Together, you and the person you care for should start by checking with his or her doctor about what services are needed and who provides them. To find out if a patient is eligible for Medicare’s Home Health Care services, call the Regional Home Health Intermediary (RHHI). A RHHI is a private company that contracts with Medicare to pay bills and check on the quality of home health care. Home health care under the Original Medicare Plan is short-term skilled care at home after hospitalization or for the treatment of an illness or injury.
Home health agencies provide home care services, including skilled nursing care, physical therapy, occupational therapy, speech therapy, medical social work, and care by home health aides.

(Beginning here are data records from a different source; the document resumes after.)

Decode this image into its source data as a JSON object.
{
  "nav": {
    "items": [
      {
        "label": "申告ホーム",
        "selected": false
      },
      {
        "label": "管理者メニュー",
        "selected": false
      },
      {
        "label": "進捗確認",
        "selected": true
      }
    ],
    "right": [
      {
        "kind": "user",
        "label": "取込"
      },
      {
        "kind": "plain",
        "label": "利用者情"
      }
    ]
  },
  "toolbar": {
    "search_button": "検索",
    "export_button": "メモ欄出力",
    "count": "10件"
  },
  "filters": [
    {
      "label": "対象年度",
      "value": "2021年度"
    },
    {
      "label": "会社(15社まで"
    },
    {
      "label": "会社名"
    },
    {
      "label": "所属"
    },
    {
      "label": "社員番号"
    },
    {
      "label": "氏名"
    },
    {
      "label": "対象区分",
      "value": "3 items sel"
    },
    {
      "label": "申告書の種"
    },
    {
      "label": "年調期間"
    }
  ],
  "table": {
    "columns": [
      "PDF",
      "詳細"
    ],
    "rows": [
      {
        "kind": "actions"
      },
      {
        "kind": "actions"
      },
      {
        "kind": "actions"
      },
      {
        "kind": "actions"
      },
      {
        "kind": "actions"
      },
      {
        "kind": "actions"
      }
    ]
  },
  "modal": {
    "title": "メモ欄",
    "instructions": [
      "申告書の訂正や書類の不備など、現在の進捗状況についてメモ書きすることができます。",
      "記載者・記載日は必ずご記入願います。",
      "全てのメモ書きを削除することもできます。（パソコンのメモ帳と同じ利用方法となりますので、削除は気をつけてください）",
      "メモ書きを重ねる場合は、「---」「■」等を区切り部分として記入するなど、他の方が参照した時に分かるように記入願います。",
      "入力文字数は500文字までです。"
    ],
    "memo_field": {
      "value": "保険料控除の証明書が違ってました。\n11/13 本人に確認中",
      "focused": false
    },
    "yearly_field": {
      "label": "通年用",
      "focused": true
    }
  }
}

Medicare Home Health Care benefits are available to patients if they meet four conditions:
· Their doctor decides the patient needs medical care in the home and makes a plan for their care at home, and
· They need reasonable and necessary intermittent skilled care or physical therapy, continuing need for occupational therapy, or speech-language pathology ordered by the doctor and provided by a Medicare-certified home health agency. Home health services may also include medical social services, home health aide services or other services, durable medical equipment (such as wheelchairs, hospital beds, oxygen, and walkers), and medical supplies for use at home.
· The person is homebound. This means they are normally unable to leave home and that leaving home is a major effort. When he or she leaves home, it must be infrequent, for a short time. The person may attend religious services. He or she may leave the house to get medical treatment, including therapeutic or psychosocial care. The person may also get care in an adult day care program that is licensed or certified by his or her state or accredited to furnish adult day care services in his or her state, and
· The home health agency caring for the person must be approved by Medicare.
Note for Women with Osteoporosis: Medicare helps pay for an injectable drug for osteoporosis in women who have Medicare Part B, meet the criteria for the Medicare home health benefit, and have a bone fracture that a doctor certifies was related to post-menopausal osteoporosis. The person you care for must also be certified by a doctor as unable to learn or unable to give herself the drug by injection, and that family and/or caregivers are unable or unwilling to give the drug by injection. Medicare covers the visit by a home health nurse to give the drug.